The discoveries were made using HTMA (high-throughput mutation analysis), Transgenomic's proprietary mutation scanning strategy that integrates multiple processes and technologies for large-scale cancer genome screening that is accurate, robust and cost-effective.

"By implementing HTMA, we were able to conduct a thorough screening of the entire coding region of each gene amplified from over one-thousand tumour specimens.

"This revealed previously unknown mutations not only in the tyrosine kinase catalytic domains, but in other functional domains as well," explained Stan Lilleberg, chief scientist of translational and clinical research for Transgenomic and co-developer of HTMA.

"The intrinsic efficiency and sensitivity of this mutation screening strategy was achieved through a complete assessment and tactical refinement of each process involved, yielding a very powerful discovery tool - in the case of HTMA, the whole is definitely greater than the sum of its parts," added Dr Lilleberg, who will be presenting the results of some of these new discoveries at Oncogenomics 2007: Dissecting Cancer through Genomic Research, an AACR Special Conference being held in Phoenix, Arizona, January 31-February 3.
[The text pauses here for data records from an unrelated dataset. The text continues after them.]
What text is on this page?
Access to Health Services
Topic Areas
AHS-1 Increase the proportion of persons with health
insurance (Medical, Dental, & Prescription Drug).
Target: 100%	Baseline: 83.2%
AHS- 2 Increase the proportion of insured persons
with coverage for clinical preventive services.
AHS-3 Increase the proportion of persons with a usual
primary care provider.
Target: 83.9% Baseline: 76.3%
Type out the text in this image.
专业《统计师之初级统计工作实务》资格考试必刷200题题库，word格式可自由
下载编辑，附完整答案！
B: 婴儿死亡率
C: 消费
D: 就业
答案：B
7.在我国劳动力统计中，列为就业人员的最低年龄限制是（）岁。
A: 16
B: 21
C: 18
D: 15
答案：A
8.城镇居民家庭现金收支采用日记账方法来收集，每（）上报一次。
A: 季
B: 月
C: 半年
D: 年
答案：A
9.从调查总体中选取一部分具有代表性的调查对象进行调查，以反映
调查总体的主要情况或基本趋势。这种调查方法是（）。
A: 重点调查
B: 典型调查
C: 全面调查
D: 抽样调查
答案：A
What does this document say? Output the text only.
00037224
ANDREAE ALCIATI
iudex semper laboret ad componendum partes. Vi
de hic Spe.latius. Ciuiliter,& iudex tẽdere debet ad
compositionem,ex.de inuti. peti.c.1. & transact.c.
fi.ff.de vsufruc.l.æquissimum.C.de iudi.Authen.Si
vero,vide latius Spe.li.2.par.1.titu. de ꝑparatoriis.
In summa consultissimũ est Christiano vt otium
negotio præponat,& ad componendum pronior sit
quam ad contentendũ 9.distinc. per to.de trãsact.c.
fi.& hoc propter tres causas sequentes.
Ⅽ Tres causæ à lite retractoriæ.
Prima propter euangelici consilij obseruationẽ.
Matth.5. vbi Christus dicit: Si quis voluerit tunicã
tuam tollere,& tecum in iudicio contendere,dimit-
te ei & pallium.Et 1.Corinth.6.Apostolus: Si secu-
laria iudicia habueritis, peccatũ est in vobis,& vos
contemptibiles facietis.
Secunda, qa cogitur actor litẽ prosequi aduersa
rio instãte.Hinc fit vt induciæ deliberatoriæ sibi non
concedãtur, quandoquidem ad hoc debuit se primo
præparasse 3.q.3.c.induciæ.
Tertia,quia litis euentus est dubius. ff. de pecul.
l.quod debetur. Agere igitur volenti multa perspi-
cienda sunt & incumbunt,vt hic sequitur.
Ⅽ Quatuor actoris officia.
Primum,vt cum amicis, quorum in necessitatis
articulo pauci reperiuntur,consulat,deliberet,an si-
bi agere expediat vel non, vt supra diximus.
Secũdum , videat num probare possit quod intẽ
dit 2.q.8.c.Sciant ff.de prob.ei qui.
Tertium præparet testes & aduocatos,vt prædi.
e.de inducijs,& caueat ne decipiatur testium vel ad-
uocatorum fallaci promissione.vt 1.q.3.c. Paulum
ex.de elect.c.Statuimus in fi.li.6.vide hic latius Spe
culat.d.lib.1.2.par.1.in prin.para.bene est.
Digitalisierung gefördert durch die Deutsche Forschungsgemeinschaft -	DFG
Key technologies critical for HTMA include Surveyor Nuclease, a double-stranded DNA mismatch cleaving endonuclease, and Wave HS, a high-sensitivity system for nucleic acid fragment analysis; both of which are also proprietary to Transgenomic.

"The majority of these somatic mutations would have been missed by any genomics laboratory using standard PCR methods, along with high-throughput DNA sequencing and automated data analysis".

"All of our procedures have been specifically optimised for somatic mutation detection, where tissue heterogeneity and low mutation loads present challenges for cancer genome screening in a discovery mode," stated Michael Nickerson, director of genomic research and biomarker discovery at Transgenomic and co-developer of HTMA.

Transgenomic's CEO, Craig Tuttle, notes: "These discoveries are the first in a series of patents that Transgenomic intends to file as was first disclosed in our discussion of 3rd quarter 2006 results.

"The new mutations have implications not only for assessing disease stage and prognosis, but are also useful to predict whether the cancer will be aggressive.

"They may also help determine which individuals will respond best to new drug therapies in clinical trials, and even to predict which drug or drug combinations will be most successful.

"These newly filed patent applications, and others soon to follow, showcase the unique capabilities of Transgenomic Laboratories discovery team and our proprietary technologies in the area of low level somatic mutation detection.

"We are actively looking for new partners to aid us in our efforts to bring these new discoveries to market so they will benefit patients."